We first compared the transcriptional profiles of CD4+ T cells between primary VL-HIV patients and chronic VL-HIV patients at the start and end of treatment (Fig. 6A,B). The level of expression of genes related to the antigen processing and presentation pathway, including genes of the Human Leukocyte Antigen (HLA) locus, was already higher in pVL-HIV patients than in cVL-HIV patients at the start of treatment (Fig. 6A), but was even more prominent after treatment (Fig. 6B). Accordingly, the genes of the T cell activation pathway had higher expression in pVL-HIV patients than in cVL-HIV patients after treatment. In addition, pVL-HIV patients showed increased expression of IFNG and genes related to the cellular response to IFNG after treatment, as compared to cVL-HIV patients. CCL5, which is associated with long-term viral suppression in HIV controllers, was markedly upregulated in pVL-HIV patients at both timepoints, suggesting that pVL-HIV patients may be able to control HIV better than cVL-HIV patients 44. Alternatively, we compared the transcriptional profiles of CD4+ T cells before and after treatment within the pVL-HIV and cVL-HIV patient groups (Fig. 6C-D). While parasitological treatment induced upregulation of T cell antigen presentation and activation pathway genes, and IFN-γ response pathway genes, in pVL-HIV patients (Fig. 6C), the CD4+ T cells of cVL-HIV patients instead experienced a downregulation of the genes of these pathways (Fig. 6D). This finding indicates a lack of host treatment responsiveness in cVL-HIV patients. Similarly, the CD8+ T cells of pVL-HIV patients featured increased expression of genes related to T cell antigen presentation and activation pathways as compared to cVL-HIV patients both at D0 and after treatment (Fig. S8).

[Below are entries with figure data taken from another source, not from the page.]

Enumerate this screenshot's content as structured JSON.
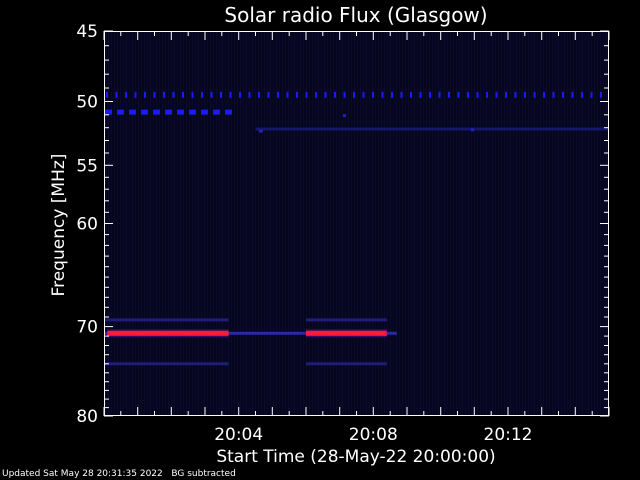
{
  "chart_data": {
    "type": "heatmap",
    "title": "Solar radio Flux (Glasgow)",
    "xlabel": "Start Time (28-May-22 20:00:00)",
    "ylabel": "Frequency [MHz]",
    "x_range_minutes": [
      0,
      15
    ],
    "x_ticks": [
      {
        "minute": 4,
        "label": "20:04"
      },
      {
        "minute": 8,
        "label": "20:08"
      },
      {
        "minute": 12,
        "label": "20:12"
      }
    ],
    "y_range_mhz": [
      45,
      80
    ],
    "y_scale": "log",
    "y_inverted": true,
    "y_ticks": [
      45,
      50,
      55,
      60,
      70,
      80
    ],
    "background_color": "#06061f",
    "features": [
      {
        "kind": "dotted-band",
        "freq_mhz": 49.5,
        "start_min": 0.0,
        "end_min": 15.0,
        "color": "#1a1aff"
      },
      {
        "kind": "dashed-band",
        "freq_mhz": 50.8,
        "start_min": 0.0,
        "end_min": 3.7,
        "color": "#1a1aff"
      },
      {
        "kind": "line",
        "freq_mhz": 52.1,
        "start_min": 4.5,
        "end_min": 15.0,
        "color": "#16166a"
      },
      {
        "kind": "line",
        "freq_mhz": 69.3,
        "start_min": 0.0,
        "end_min": 3.7,
        "color": "#1d1d7a"
      },
      {
        "kind": "line",
        "freq_mhz": 69.3,
        "start_min": 6.0,
        "end_min": 8.4,
        "color": "#1d1d7a"
      },
      {
        "kind": "line",
        "freq_mhz": 70.7,
        "start_min": 0.0,
        "end_min": 8.7,
        "color": "#2a2aa0"
      },
      {
        "kind": "strong-band",
        "freq_mhz": 70.7,
        "start_min": 0.1,
        "end_min": 3.7,
        "color": "#ff1a3a"
      },
      {
        "kind": "strong-band",
        "freq_mhz": 70.7,
        "start_min": 6.0,
        "end_min": 8.4,
        "color": "#ff1a3a"
      },
      {
        "kind": "line",
        "freq_mhz": 74.0,
        "start_min": 0.0,
        "end_min": 3.7,
        "color": "#1d1d7a"
      },
      {
        "kind": "line",
        "freq_mhz": 74.0,
        "start_min": 6.0,
        "end_min": 8.4,
        "color": "#1d1d7a"
      }
    ]
  },
  "footer": {
    "updated": "Updated Sat May 28 20:31:35 2022",
    "note": "BG subtracted"
  }
}
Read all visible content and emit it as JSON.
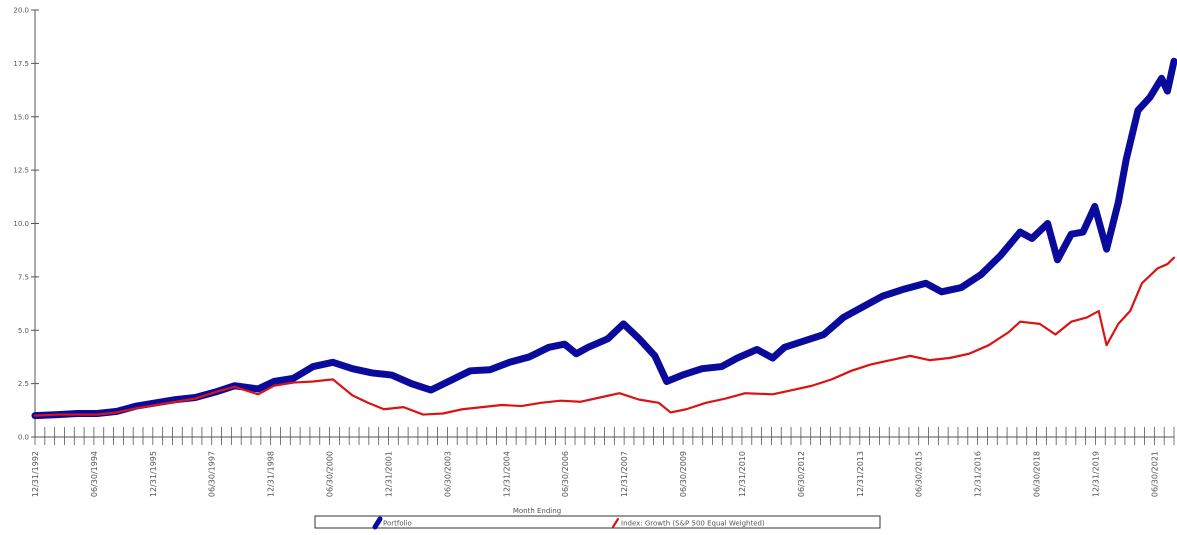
{
  "chart_data": {
    "type": "line",
    "xlabel": "Month Ending",
    "ylim": [
      0,
      20
    ],
    "yticks": [
      "0.0",
      "2.5",
      "5.0",
      "7.5",
      "10.0",
      "12.5",
      "15.0",
      "17.5",
      "20.0"
    ],
    "xtick_labels": [
      {
        "label": "12/31/1992",
        "x": 1992.917
      },
      {
        "label": "06/30/1994",
        "x": 1994.417
      },
      {
        "label": "12/31/1995",
        "x": 1995.917
      },
      {
        "label": "06/30/1997",
        "x": 1997.417
      },
      {
        "label": "12/31/1998",
        "x": 1998.917
      },
      {
        "label": "06/30/2000",
        "x": 2000.417
      },
      {
        "label": "12/31/2001",
        "x": 2001.917
      },
      {
        "label": "06/30/2003",
        "x": 2003.417
      },
      {
        "label": "12/31/2004",
        "x": 2004.917
      },
      {
        "label": "06/30/2006",
        "x": 2006.417
      },
      {
        "label": "12/31/2007",
        "x": 2007.917
      },
      {
        "label": "06/30/2009",
        "x": 2009.417
      },
      {
        "label": "12/31/2010",
        "x": 2010.917
      },
      {
        "label": "06/30/2012",
        "x": 2012.417
      },
      {
        "label": "12/31/2013",
        "x": 2013.917
      },
      {
        "label": "06/30/2015",
        "x": 2015.417
      },
      {
        "label": "12/31/2016",
        "x": 2016.917
      },
      {
        "label": "06/30/2018",
        "x": 2018.417
      },
      {
        "label": "12/31/2019",
        "x": 2019.917
      },
      {
        "label": "06/30/2021",
        "x": 2021.417
      }
    ],
    "xlim": [
      1992.917,
      2021.917
    ],
    "grid": false,
    "legend_position": "bottom",
    "series": [
      {
        "name": "Portfolio",
        "color": "#0a0a9c",
        "points": [
          [
            1992.917,
            1.0
          ],
          [
            1993.5,
            1.05
          ],
          [
            1994.0,
            1.1
          ],
          [
            1994.5,
            1.1
          ],
          [
            1995.0,
            1.2
          ],
          [
            1995.5,
            1.45
          ],
          [
            1996.0,
            1.6
          ],
          [
            1996.5,
            1.75
          ],
          [
            1997.0,
            1.85
          ],
          [
            1997.5,
            2.1
          ],
          [
            1998.0,
            2.4
          ],
          [
            1998.6,
            2.25
          ],
          [
            1999.0,
            2.6
          ],
          [
            1999.5,
            2.75
          ],
          [
            2000.0,
            3.3
          ],
          [
            2000.5,
            3.5
          ],
          [
            2001.0,
            3.2
          ],
          [
            2001.5,
            3.0
          ],
          [
            2002.0,
            2.9
          ],
          [
            2002.5,
            2.5
          ],
          [
            2003.0,
            2.2
          ],
          [
            2003.5,
            2.65
          ],
          [
            2004.0,
            3.1
          ],
          [
            2004.5,
            3.15
          ],
          [
            2005.0,
            3.5
          ],
          [
            2005.5,
            3.75
          ],
          [
            2006.0,
            4.2
          ],
          [
            2006.4,
            4.35
          ],
          [
            2006.7,
            3.9
          ],
          [
            2007.0,
            4.2
          ],
          [
            2007.5,
            4.6
          ],
          [
            2007.9,
            5.3
          ],
          [
            2008.3,
            4.6
          ],
          [
            2008.7,
            3.8
          ],
          [
            2009.0,
            2.6
          ],
          [
            2009.4,
            2.9
          ],
          [
            2009.9,
            3.2
          ],
          [
            2010.4,
            3.3
          ],
          [
            2010.8,
            3.7
          ],
          [
            2011.3,
            4.1
          ],
          [
            2011.7,
            3.7
          ],
          [
            2012.0,
            4.2
          ],
          [
            2012.5,
            4.5
          ],
          [
            2013.0,
            4.8
          ],
          [
            2013.5,
            5.6
          ],
          [
            2014.0,
            6.1
          ],
          [
            2014.5,
            6.6
          ],
          [
            2015.0,
            6.9
          ],
          [
            2015.6,
            7.2
          ],
          [
            2016.0,
            6.8
          ],
          [
            2016.5,
            7.0
          ],
          [
            2017.0,
            7.6
          ],
          [
            2017.5,
            8.5
          ],
          [
            2018.0,
            9.6
          ],
          [
            2018.3,
            9.3
          ],
          [
            2018.7,
            10.0
          ],
          [
            2018.95,
            8.3
          ],
          [
            2019.3,
            9.5
          ],
          [
            2019.6,
            9.6
          ],
          [
            2019.9,
            10.8
          ],
          [
            2020.2,
            8.8
          ],
          [
            2020.5,
            11.0
          ],
          [
            2020.7,
            13.0
          ],
          [
            2021.0,
            15.3
          ],
          [
            2021.3,
            15.9
          ],
          [
            2021.6,
            16.8
          ],
          [
            2021.75,
            16.2
          ],
          [
            2021.917,
            17.6
          ]
        ]
      },
      {
        "name": "Index: Growth (S&P 500 Equal Weighted)",
        "color": "#d91414",
        "points": [
          [
            1992.917,
            1.0
          ],
          [
            1993.5,
            1.05
          ],
          [
            1994.0,
            1.05
          ],
          [
            1994.5,
            1.05
          ],
          [
            1995.0,
            1.15
          ],
          [
            1995.5,
            1.35
          ],
          [
            1996.0,
            1.5
          ],
          [
            1996.5,
            1.65
          ],
          [
            1997.0,
            1.8
          ],
          [
            1997.5,
            2.1
          ],
          [
            1998.0,
            2.35
          ],
          [
            1998.6,
            2.0
          ],
          [
            1999.0,
            2.4
          ],
          [
            1999.5,
            2.55
          ],
          [
            2000.0,
            2.6
          ],
          [
            2000.5,
            2.7
          ],
          [
            2001.0,
            1.95
          ],
          [
            2001.4,
            1.6
          ],
          [
            2001.8,
            1.3
          ],
          [
            2002.3,
            1.4
          ],
          [
            2002.8,
            1.05
          ],
          [
            2003.3,
            1.1
          ],
          [
            2003.8,
            1.3
          ],
          [
            2004.3,
            1.4
          ],
          [
            2004.8,
            1.5
          ],
          [
            2005.3,
            1.45
          ],
          [
            2005.8,
            1.6
          ],
          [
            2006.3,
            1.7
          ],
          [
            2006.8,
            1.65
          ],
          [
            2007.3,
            1.85
          ],
          [
            2007.8,
            2.05
          ],
          [
            2008.3,
            1.75
          ],
          [
            2008.8,
            1.6
          ],
          [
            2009.1,
            1.15
          ],
          [
            2009.5,
            1.3
          ],
          [
            2010.0,
            1.6
          ],
          [
            2010.5,
            1.8
          ],
          [
            2011.0,
            2.05
          ],
          [
            2011.7,
            2.0
          ],
          [
            2012.2,
            2.2
          ],
          [
            2012.7,
            2.4
          ],
          [
            2013.2,
            2.7
          ],
          [
            2013.7,
            3.1
          ],
          [
            2014.2,
            3.4
          ],
          [
            2014.7,
            3.6
          ],
          [
            2015.2,
            3.8
          ],
          [
            2015.7,
            3.6
          ],
          [
            2016.2,
            3.7
          ],
          [
            2016.7,
            3.9
          ],
          [
            2017.2,
            4.3
          ],
          [
            2017.7,
            4.9
          ],
          [
            2018.0,
            5.4
          ],
          [
            2018.5,
            5.3
          ],
          [
            2018.9,
            4.8
          ],
          [
            2019.3,
            5.4
          ],
          [
            2019.7,
            5.6
          ],
          [
            2020.0,
            5.9
          ],
          [
            2020.2,
            4.3
          ],
          [
            2020.5,
            5.3
          ],
          [
            2020.8,
            5.9
          ],
          [
            2021.1,
            7.2
          ],
          [
            2021.5,
            7.9
          ],
          [
            2021.75,
            8.1
          ],
          [
            2021.917,
            8.4
          ]
        ]
      }
    ]
  }
}
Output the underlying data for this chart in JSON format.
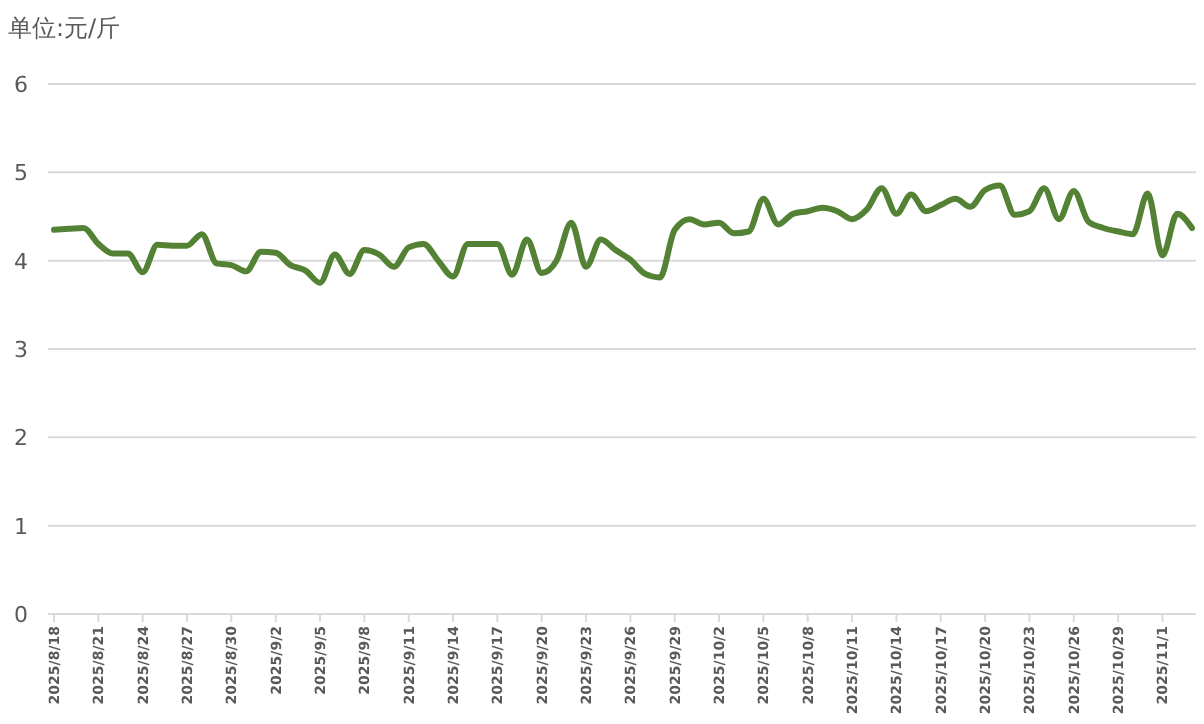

Finally, due to the consistent upregulation of antigen presentation- and recognition-related pathways in pVL-HIV patients, but not cVL-HIV patients, we verified whether similar findings could be observed in the circulatory antigen-presenting cell (APC) subsets (CD14+ and CD16+ monocytes). Here, we showed that treatment in the pVL-HIV patients induces antigen processing- and presentation-related gene upregulation (Fig. S9). In contrast, only three differentially expressed genes between the D0 and EOT timepoints could be identified in the cVL-HIV patients. While this could indicate that treatment has few consistent effects on the expression of genes of these patients, this could also be partly explained by the observed depletion of CD16+ monocytes within this patient group, as shown in Fig. 3.
Lack of lymphoproliferative response at the clonotype level confirms pronounced CD4+ T cell unresponsiveness
Since we observed consistent T cell unresponsiveness in cVL-HIV patients at a transcriptional level, we set out to confirm this finding at the T cell clonotype level using single-cell TCR profiling. When comparing the treatment-induced expansion of the top 30 clonotypes between the pVL-HIV and cVL-HIV patients (Fig. 7A,B), we observed a marked clonotype expansion in pVL-HIV patients, but not in cVL-HIV patients who experienced subsequent VL episodes. When these clonotypes were highlighted on the projected UMAP, we observed that the pronounced T cell expansion in pVL-HIV patients occurred in both the CD4+ and CD8+ subsets, in contrast to a restricted CD8+ repertoire in cVL-HIV patients (Fig. 7C,D). The lack of lymphoproliferative responses after parasitological treatment further strengthens the observation of a persistent CD4+ T cell anergy in chronic VL-HIV patients experiencing VL relapses, as compared to primary patients without VL relapse. This finding implies an adjuvant host-directed immunotherapy regimen could be beneficial to stimulate a correct activation and subsequent expansion of T cells.